My own sled is called ‘Mervyn’ and has been with me from the start. Mervyn was made by the BlackRoc design team Rachel Blackburn and James Roche in 2009. I make improvements to Mervyn all the time so that he has the latest technology built into him to help me go as fast as I can on the ice.

Hover over Mervyn to discover more about how he is built.


The saddle is one of the most important parts of the sled as I use it to hold on to so that I don't fall of off!

For the push start I grip the back of the saddle so I don't have to bend down as far, I can push on either side of the sled and therefore use either the left or right part of the saddle. When I'm lying in position I put my arms down by my sides and grip onto the saddle with my hands, tucking my body in as close as possible to the sled.

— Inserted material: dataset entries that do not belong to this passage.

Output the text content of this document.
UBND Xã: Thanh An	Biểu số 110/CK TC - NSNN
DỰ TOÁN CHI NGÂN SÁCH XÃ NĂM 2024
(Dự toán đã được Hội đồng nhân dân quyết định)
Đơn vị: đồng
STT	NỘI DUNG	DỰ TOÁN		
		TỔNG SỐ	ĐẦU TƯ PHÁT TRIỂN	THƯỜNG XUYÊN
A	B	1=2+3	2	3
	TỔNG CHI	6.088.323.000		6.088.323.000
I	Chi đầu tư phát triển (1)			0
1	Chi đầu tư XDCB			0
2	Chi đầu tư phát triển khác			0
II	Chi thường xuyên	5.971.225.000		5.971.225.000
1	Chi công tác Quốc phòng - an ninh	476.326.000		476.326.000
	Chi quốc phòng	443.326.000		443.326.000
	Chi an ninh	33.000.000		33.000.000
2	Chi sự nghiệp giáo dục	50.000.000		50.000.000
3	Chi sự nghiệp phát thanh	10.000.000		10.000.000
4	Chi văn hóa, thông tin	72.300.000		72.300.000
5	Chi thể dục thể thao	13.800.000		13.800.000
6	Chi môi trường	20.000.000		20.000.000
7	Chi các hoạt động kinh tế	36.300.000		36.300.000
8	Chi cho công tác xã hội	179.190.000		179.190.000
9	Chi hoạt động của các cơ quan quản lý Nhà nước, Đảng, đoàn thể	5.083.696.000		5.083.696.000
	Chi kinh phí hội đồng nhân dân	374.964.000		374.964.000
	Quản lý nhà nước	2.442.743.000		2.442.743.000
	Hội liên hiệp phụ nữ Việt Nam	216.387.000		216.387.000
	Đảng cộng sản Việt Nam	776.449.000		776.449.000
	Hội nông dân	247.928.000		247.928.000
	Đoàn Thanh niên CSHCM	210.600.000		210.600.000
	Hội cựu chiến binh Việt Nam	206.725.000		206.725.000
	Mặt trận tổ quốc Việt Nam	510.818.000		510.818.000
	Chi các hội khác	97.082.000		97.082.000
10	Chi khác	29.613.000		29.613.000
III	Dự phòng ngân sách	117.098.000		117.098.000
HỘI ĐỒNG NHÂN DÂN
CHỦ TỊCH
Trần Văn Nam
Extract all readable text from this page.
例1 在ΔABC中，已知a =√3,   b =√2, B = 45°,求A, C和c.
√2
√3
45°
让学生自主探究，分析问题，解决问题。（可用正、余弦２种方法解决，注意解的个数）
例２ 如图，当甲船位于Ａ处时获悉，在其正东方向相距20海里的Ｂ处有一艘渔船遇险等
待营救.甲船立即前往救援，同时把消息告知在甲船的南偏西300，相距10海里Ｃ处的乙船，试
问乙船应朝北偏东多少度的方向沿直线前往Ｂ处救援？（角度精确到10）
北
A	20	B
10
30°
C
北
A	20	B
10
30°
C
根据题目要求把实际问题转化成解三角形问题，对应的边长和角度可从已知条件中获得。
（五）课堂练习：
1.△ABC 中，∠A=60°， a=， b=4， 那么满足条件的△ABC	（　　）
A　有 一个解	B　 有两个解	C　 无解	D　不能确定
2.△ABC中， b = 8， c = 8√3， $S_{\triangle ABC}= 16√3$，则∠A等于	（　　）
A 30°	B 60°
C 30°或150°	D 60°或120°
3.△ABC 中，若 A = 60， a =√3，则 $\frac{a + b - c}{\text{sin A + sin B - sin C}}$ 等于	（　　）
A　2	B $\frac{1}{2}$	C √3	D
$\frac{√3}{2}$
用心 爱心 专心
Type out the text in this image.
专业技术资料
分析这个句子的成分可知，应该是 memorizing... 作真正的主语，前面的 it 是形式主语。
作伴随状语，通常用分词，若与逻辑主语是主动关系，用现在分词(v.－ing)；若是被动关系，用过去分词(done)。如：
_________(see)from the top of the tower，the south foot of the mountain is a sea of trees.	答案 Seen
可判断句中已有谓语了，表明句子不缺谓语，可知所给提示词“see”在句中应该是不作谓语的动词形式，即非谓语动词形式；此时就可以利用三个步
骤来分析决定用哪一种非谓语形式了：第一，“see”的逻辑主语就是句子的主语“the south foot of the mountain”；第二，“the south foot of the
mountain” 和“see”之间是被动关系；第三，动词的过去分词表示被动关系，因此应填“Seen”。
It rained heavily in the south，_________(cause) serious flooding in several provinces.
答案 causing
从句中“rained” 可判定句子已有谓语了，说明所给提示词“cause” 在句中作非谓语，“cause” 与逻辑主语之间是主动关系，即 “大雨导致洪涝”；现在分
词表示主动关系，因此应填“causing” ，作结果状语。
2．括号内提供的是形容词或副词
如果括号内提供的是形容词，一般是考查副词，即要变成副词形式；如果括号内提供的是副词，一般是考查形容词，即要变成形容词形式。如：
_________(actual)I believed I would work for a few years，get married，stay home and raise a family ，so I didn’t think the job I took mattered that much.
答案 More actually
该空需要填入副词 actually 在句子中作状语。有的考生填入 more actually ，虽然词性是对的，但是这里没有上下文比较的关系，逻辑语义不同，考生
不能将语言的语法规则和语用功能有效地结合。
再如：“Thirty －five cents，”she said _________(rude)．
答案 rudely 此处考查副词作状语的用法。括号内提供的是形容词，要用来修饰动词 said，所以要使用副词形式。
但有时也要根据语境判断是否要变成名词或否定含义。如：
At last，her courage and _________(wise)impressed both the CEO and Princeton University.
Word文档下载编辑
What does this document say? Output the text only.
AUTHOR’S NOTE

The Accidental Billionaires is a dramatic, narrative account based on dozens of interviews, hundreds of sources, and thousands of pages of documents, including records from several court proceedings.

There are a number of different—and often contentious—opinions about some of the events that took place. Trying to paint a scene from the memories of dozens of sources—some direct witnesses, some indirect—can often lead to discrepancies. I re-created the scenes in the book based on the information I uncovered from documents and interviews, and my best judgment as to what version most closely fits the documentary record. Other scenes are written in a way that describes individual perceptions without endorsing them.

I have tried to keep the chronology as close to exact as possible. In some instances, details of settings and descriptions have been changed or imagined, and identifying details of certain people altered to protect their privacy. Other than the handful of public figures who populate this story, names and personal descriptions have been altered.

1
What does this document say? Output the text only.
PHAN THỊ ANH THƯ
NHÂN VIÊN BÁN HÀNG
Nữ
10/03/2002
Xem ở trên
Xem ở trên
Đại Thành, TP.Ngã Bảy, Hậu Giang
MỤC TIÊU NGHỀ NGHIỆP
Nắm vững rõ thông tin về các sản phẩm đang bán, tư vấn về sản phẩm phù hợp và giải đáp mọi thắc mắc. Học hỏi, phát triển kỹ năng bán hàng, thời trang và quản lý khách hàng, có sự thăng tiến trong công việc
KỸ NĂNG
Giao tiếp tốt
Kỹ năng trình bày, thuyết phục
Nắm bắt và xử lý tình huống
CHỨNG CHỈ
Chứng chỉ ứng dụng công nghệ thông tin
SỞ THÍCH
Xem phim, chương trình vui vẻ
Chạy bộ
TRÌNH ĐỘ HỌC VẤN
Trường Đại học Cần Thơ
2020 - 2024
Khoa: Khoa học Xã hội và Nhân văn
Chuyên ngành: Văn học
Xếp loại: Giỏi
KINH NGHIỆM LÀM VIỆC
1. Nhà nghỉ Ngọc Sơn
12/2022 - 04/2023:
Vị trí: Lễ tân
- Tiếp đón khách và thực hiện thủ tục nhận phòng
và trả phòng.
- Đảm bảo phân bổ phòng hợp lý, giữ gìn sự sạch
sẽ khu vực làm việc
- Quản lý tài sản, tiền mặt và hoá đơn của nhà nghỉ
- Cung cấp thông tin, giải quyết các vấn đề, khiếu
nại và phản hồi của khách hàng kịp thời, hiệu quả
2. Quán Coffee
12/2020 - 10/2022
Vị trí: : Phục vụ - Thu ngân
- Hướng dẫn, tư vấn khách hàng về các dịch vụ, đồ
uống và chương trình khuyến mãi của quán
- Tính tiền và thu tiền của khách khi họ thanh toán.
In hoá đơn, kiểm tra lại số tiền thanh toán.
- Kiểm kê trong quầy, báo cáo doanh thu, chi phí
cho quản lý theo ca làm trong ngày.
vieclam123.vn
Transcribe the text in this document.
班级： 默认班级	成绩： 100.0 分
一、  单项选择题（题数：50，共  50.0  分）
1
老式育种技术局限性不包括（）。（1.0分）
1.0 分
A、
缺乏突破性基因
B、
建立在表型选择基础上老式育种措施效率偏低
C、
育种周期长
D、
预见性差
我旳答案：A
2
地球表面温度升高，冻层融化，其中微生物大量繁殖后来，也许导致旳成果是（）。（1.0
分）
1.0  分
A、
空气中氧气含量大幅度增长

Every sled has four metal bumpers which stick out a little bit from the sled on each of the corners, these are there to take any hits from the side of the track so that my arms don't get bruised instead!


We have different runners for different ice conditions, like the wet and dry tyres used in Formula 1 racing. The two runners are in contact with the ice the whole time and have a certain setting for each track and each run.

I can change the runner setting with my tools like allen keys and spanners, putting in more or less rock into them.

There are also knives cut into the back half of the runner, which enable me to change direction when I am sliding down the track. The more I dig each runner in to the ice, the more the sled will grip and then change direction.
There are strict rules about the design, measurement and weight of all skeleton sleds.
In the women’s competition sleds must weigh 29Kg if the athlete weights more than 55kg, otherwise the sled can weigh up to 32kg if the athlete weighs less than 55kg. These two weight categories gives the lighter smaller athletes a chance to equalise the combined weight of themselves and their sled before the race.
The sleds are so heavy that many athletes get out of breath from pushing the sled at the start of the run.